1. 9
  1.  

  2. 3

    Here’s the companion talk by Pat Morin: https://www.youtube.com/watch?v=-1qRcDnbihA

    The Eytzinger layout and search has got to be the coolest data structure and most elegant algorithm I’ve learned in a long time. Plus, such a great “by-the-way” dive into all the essential elements of writing high performance code, and how mechanical sympathy trumps complexity analysis, in a single case study that has application to so many computer science problems.

    1. 2

      Laying out trees within a static array is a useful trick in general. Pity that the only widely used data structure that does this is the binary heap.

      1. 2

        I’ve experimented a little with the Eytzinger layout … problem is, the data I’m searching isn’t integers, it’s strings, so each array item is really a pointer to a string. I’m sure the string comparisons take so long they outweigh the differences in layout discussed here.

        1. 1

          Could you inline most strings that fit in e.g. 63 bits assuming you’re searching things like words in a dictionary?
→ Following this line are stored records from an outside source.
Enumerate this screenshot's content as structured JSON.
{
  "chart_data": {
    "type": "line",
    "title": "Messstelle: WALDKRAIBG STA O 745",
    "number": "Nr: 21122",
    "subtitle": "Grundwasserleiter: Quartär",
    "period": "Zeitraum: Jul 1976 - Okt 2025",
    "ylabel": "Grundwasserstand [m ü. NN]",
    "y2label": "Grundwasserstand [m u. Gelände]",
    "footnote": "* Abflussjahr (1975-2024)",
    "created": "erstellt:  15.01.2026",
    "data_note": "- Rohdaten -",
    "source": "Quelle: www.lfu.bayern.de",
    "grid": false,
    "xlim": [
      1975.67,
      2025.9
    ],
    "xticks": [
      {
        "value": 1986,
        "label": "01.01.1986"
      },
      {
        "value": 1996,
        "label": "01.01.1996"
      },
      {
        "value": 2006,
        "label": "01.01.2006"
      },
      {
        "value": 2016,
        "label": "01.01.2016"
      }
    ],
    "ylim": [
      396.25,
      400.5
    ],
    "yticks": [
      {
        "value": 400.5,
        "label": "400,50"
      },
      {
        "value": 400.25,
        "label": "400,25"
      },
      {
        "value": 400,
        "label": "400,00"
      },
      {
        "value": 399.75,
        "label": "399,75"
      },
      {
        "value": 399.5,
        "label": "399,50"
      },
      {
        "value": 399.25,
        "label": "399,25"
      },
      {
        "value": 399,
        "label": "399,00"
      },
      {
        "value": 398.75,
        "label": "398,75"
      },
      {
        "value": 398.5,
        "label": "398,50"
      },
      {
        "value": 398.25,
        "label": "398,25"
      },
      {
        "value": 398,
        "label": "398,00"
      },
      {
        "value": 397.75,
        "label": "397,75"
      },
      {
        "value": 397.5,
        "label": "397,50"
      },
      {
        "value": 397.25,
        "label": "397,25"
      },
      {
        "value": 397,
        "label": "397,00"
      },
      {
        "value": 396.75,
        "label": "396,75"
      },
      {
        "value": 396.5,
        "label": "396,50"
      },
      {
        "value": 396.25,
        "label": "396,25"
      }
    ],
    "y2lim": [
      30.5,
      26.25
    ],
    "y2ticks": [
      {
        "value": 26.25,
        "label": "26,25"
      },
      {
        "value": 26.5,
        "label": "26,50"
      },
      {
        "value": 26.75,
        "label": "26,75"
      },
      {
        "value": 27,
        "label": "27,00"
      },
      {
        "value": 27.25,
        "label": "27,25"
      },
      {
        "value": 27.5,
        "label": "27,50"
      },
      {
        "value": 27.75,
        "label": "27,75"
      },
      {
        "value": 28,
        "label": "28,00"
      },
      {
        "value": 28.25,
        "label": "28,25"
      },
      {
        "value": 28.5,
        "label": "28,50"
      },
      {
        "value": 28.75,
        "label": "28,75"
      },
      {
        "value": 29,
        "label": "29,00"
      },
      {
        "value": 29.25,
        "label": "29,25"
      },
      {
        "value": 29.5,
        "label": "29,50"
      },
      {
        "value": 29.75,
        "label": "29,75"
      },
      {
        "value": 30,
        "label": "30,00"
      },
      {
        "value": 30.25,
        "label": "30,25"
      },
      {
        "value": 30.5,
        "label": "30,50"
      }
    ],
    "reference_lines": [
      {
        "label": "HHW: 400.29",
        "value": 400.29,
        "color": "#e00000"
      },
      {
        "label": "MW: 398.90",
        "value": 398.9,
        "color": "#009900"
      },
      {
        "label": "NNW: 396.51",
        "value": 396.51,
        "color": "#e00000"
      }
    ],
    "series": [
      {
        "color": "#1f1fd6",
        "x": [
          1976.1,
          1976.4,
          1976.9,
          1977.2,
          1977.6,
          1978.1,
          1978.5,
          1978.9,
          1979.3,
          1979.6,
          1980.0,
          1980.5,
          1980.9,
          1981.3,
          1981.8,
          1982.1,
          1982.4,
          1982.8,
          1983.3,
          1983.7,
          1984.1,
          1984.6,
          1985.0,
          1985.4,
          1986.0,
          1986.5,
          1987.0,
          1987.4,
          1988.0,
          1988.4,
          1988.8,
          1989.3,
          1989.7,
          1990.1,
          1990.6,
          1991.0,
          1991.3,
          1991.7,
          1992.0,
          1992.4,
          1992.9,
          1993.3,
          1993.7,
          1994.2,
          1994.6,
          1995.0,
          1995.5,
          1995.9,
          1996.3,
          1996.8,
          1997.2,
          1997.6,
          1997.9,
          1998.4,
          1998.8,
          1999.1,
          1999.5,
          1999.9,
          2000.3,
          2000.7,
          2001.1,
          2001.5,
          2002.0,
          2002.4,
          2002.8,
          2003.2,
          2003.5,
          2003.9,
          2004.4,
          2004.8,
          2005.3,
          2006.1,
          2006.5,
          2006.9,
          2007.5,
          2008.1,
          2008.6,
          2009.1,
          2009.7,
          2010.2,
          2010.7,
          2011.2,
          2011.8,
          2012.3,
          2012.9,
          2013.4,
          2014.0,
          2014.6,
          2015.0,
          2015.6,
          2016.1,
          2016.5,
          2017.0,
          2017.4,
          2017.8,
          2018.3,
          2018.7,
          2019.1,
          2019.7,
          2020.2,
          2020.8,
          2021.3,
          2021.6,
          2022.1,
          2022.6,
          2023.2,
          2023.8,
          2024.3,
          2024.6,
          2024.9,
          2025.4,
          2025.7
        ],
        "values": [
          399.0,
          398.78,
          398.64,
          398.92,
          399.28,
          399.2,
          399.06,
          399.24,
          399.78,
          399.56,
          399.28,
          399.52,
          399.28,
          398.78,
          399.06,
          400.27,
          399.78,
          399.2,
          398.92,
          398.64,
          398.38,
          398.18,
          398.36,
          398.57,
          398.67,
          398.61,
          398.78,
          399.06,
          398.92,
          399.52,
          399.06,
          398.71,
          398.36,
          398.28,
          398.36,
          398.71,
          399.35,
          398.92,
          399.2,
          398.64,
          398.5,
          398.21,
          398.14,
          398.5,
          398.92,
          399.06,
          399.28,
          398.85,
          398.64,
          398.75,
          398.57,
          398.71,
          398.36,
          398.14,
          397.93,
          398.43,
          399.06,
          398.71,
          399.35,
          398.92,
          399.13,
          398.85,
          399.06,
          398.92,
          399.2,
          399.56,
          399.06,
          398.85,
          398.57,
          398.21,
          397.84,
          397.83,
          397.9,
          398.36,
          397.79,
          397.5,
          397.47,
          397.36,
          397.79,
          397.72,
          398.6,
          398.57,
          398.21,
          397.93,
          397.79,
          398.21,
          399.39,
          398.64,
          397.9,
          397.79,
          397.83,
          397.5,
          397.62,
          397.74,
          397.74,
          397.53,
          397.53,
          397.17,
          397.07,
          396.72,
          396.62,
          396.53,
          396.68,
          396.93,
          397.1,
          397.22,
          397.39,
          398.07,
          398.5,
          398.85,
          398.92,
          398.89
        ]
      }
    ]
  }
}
That way you can use the high bit to indicate a pointer jump to strings that don’t fit?

          This would be the hash table equivalent of open-addressing with a little bit of chaining for the bigger stuff.

          1. 2

            I might try something like that. But it turns out the biggest performance constraint of all in my code is the space the table takes up, because it lives in a page in a b-tree, and the more keys I can fit on a page, the less disk I/O there is.

            I keep trying to make my code fast, but when I look at profiles, they’re all dominated by pread and pwrite. So I really shouldn’t be reading papers like this one!